Because of my past religious upbringing I have difficulty in understanding this first part where God has no judgment just observes, since God is Love how can He just observe all the difficult and cruel things that are going on in the world?'

Notice, Lorne, how you introduce the concepts of 'difficult' and 'cruel.' We know how things appear, in our own lives and in the lives of others we know, as well as a media that constantly describes the world for us, even offering visual images to make it seem really real.

I would think God's point of view would not be to describe the world of the individual in a negative and limiting way. Who wants an incompetent God who can't do the slightest things? He is capable of more than mediocrity.

We want a God that does everything. And this is what we've got. Relax and enjoy the show--there is 'fine drama' coming your way.

We don't have to 'do' anything except remain lighthearted and loving and appreciating the humor in the appearance of this world. You will find this easier and easier as you go along. In the physical realm in particular, such things 'take time.' Maintain a strong conviction regarding the conclusion, if you know that it is in the best interests of everyone involved to do so. This is dharma. Dharma is living for the whole rather than for the part.

phstiago5 said...

it would be nice if the sakti may use my blog-comments to assist any others! i have more questions than answers as i stroll thru life; i am a walking question. but when it comes to ram, i become silent. as the biblical prophet zephaniah 3:17 put it: "eternity, your source of power, is within you. it bonds upon you with merriment. IT SHUT UP IN GAZING LOVE. its shrieks for you, chanting". so, i merely drops hints to pay heed to this or that he has said. also, i have tried my goggle and my open id to communicate.

it was a great participation in the course that you offered to me by making me aware of the blog!

santiago

p.s. one of my favorite christian hymns is "as the deer", whose lyrics remind me of the bengali enraptures siddhas. it goes: "my soul longest after thee...you alone are my heart's desire... to you alone may my spirit yield".

Sukala C. Boyd said...

OK, speaking of the first couple, how's this for synchronicity? I just opened my email to my current course, Vol 2, Lesson 20. It's titled "Inner Growth through..." gulp -- of all things, "Relationships". Well, I'm really stoked by this new section of your course. And I congratulate myself for getting all the way here!!!!! That's commitment! I was just about to look for a best book on the subject. My enthusiasm doesn't mean, I've learned, that some contents in this lesson/section won't bug and annoy. But then course buddies, meditation and other subtle level things like dreams will help clarify. The process sometimes reminds me of boot camps I used to attend where the more you interacted with the team, the better it got.

With love,
Sukala

Michael said...

I'd like to share a few experiences about how the principle of Creative Thought espoused in the Course of Training have brought about a series of highly desirable consequences in my life.

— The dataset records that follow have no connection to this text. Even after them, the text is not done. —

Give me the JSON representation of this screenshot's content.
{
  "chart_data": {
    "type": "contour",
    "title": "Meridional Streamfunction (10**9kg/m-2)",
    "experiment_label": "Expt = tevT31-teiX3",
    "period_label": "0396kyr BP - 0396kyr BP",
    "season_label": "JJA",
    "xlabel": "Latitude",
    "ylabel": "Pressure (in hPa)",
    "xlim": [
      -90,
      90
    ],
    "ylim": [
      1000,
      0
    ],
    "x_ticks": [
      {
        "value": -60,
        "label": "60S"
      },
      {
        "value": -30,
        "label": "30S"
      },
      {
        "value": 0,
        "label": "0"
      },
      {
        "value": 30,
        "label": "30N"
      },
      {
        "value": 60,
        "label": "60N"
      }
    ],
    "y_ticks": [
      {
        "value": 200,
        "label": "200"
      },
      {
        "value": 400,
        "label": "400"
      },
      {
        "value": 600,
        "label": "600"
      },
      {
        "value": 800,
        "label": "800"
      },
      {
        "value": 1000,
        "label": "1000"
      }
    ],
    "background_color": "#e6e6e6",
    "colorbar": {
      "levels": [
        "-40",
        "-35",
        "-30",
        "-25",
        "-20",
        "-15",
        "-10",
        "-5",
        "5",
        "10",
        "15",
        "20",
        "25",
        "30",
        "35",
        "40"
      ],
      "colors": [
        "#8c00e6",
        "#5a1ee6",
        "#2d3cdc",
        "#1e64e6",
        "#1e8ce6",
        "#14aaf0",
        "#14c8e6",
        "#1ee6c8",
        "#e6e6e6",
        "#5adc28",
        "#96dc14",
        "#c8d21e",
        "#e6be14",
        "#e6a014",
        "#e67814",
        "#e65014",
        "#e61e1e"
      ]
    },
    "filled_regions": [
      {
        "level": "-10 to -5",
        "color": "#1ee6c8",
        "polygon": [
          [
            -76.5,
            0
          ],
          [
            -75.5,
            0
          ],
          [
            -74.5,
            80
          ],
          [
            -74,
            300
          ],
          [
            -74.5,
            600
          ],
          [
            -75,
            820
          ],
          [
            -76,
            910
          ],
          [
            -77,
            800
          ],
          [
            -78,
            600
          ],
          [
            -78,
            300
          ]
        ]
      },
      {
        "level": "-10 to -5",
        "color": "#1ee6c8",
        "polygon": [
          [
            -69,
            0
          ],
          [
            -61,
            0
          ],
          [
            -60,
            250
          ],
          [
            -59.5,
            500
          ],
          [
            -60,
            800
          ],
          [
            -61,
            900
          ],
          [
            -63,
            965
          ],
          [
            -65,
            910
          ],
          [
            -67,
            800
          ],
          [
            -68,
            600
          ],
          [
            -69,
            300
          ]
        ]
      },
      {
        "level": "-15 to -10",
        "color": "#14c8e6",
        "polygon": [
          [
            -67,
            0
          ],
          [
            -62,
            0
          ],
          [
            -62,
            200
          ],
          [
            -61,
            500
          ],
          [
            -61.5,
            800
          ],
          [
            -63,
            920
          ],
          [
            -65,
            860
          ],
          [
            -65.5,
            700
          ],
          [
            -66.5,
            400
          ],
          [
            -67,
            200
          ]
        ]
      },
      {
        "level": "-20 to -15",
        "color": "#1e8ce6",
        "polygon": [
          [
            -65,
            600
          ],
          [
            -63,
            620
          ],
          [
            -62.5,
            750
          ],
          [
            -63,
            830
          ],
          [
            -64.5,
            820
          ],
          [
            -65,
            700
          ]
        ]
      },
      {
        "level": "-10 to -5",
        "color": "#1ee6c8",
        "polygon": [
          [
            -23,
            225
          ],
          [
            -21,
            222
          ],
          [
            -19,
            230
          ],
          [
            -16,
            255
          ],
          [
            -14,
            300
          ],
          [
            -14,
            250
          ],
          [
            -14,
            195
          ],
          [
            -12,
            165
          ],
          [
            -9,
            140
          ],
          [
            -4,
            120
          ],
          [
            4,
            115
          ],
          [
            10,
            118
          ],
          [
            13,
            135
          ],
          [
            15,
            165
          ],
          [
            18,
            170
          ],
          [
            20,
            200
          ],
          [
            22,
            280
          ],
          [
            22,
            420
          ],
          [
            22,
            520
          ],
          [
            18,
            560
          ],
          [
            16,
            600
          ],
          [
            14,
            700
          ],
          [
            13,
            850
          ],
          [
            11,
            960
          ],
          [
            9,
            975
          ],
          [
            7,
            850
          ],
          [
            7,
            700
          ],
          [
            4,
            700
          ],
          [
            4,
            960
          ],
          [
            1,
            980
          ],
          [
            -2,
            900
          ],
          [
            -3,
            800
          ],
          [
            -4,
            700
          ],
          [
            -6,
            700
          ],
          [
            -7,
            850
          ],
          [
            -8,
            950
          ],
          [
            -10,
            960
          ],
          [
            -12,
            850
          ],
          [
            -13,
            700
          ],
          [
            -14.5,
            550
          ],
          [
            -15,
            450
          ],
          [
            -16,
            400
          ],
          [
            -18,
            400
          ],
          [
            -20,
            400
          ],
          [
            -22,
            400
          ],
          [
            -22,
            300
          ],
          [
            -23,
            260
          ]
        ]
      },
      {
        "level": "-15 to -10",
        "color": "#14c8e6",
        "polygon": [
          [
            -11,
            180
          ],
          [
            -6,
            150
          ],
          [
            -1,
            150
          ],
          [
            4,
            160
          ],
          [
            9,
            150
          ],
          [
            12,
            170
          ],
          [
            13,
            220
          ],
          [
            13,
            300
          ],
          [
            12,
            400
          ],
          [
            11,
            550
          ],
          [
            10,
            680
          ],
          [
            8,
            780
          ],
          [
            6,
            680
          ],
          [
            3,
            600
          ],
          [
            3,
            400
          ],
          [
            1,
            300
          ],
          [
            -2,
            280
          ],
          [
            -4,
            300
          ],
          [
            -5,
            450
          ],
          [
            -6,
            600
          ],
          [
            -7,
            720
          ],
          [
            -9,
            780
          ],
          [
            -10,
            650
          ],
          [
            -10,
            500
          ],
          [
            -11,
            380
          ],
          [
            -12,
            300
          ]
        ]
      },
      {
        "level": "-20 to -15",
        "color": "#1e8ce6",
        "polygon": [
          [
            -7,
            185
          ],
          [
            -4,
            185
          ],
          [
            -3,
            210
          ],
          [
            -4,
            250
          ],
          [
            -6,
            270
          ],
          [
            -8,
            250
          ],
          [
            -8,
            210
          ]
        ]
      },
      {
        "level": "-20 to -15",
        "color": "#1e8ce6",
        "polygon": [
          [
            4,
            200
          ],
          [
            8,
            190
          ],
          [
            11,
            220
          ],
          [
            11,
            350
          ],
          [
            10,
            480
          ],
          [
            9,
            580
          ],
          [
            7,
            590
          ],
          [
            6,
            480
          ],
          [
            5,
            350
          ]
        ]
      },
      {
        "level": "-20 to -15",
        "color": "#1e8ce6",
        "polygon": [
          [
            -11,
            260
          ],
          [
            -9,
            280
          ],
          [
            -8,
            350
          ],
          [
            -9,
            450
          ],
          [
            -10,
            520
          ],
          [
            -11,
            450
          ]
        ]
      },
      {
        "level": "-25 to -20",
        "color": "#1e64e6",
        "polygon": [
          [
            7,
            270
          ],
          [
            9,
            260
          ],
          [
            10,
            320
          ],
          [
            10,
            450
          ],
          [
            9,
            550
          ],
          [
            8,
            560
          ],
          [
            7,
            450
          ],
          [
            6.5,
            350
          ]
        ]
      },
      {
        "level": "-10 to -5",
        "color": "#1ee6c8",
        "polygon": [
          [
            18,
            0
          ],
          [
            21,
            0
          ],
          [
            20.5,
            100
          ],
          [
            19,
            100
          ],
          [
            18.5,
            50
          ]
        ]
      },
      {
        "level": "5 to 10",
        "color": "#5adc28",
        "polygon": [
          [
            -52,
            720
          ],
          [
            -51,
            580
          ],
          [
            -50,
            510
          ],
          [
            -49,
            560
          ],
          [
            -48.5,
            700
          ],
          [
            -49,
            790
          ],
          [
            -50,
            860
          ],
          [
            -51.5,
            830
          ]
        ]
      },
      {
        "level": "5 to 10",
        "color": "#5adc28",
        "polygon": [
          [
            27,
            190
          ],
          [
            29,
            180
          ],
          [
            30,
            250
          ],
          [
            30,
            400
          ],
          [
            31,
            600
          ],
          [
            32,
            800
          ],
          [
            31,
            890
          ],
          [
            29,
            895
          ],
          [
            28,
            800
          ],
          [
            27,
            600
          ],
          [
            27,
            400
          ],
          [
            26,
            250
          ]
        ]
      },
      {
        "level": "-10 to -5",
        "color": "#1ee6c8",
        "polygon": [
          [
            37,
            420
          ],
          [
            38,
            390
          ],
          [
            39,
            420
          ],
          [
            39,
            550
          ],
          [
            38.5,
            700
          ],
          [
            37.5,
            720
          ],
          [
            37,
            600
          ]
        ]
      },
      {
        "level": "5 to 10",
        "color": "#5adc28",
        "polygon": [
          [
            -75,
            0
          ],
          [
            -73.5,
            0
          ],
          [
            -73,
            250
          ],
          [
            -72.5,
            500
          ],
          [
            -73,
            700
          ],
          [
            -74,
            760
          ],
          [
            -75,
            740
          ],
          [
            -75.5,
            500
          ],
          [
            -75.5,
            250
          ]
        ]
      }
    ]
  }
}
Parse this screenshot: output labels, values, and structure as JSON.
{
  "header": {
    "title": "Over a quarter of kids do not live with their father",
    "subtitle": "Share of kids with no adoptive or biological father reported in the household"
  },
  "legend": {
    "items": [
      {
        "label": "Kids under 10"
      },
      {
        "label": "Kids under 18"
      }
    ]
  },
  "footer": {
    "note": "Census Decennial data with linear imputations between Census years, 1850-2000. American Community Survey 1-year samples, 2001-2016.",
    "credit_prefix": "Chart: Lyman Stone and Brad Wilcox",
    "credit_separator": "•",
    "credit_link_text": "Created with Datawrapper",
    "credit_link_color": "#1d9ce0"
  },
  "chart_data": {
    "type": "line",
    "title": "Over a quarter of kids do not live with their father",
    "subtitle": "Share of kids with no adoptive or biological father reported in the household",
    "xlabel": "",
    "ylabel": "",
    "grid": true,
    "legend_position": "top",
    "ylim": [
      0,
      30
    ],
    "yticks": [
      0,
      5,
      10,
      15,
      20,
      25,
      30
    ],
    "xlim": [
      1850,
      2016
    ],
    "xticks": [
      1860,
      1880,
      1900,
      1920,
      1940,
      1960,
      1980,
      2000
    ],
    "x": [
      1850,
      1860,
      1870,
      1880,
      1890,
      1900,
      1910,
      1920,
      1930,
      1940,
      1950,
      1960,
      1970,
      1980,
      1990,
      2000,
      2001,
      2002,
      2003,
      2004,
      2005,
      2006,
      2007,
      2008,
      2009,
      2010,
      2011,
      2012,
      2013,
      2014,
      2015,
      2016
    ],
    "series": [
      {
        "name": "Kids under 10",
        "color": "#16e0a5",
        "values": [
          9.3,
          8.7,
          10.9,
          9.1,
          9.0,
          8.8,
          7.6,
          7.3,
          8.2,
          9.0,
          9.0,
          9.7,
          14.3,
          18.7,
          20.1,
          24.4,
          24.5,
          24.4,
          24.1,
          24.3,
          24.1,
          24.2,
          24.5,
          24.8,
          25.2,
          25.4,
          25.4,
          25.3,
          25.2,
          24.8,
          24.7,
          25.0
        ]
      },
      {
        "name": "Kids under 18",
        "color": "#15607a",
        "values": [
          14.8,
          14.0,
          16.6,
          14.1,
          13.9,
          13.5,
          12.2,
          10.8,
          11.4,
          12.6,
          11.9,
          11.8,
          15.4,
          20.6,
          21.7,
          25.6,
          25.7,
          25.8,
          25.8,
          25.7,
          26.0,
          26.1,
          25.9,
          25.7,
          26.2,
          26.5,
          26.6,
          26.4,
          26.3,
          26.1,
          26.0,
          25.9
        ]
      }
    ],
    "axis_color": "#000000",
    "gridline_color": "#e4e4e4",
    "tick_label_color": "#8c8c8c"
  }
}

Three years ago I began visualizing the feeling of gratitude and wonder I would have if I had a person who would help me with organizing and planning in my job as Director of Music for a catholic church in Greenville, NC. I steadfastly maintained the feeling and early in 2010, a woman with three degrees in music AND her husband (two degrees in music) appeared and offered their services. Their assistance is monumental and constant.

Two years ago I applied the same principle to getting more people in my choir. This year the choir grew from 20 to 37.

This year I visualized a strong tenor. I felt intense gratitude, knowing that he would arrive at the perfect time, without knowing how. Last Sunday a young couple approached me after Mass with their two young boys. They were both attractive, with bright smiles, and a musical aura. They explained they had just moved from Pennsylvania five days before and were impressed with the music ministry and wanted to join the choir. Jessica has a Masters in Voice Performance, has served as a choir director and accompanist, and Chris put in two years of study in voice. Guess what - he's a tenor.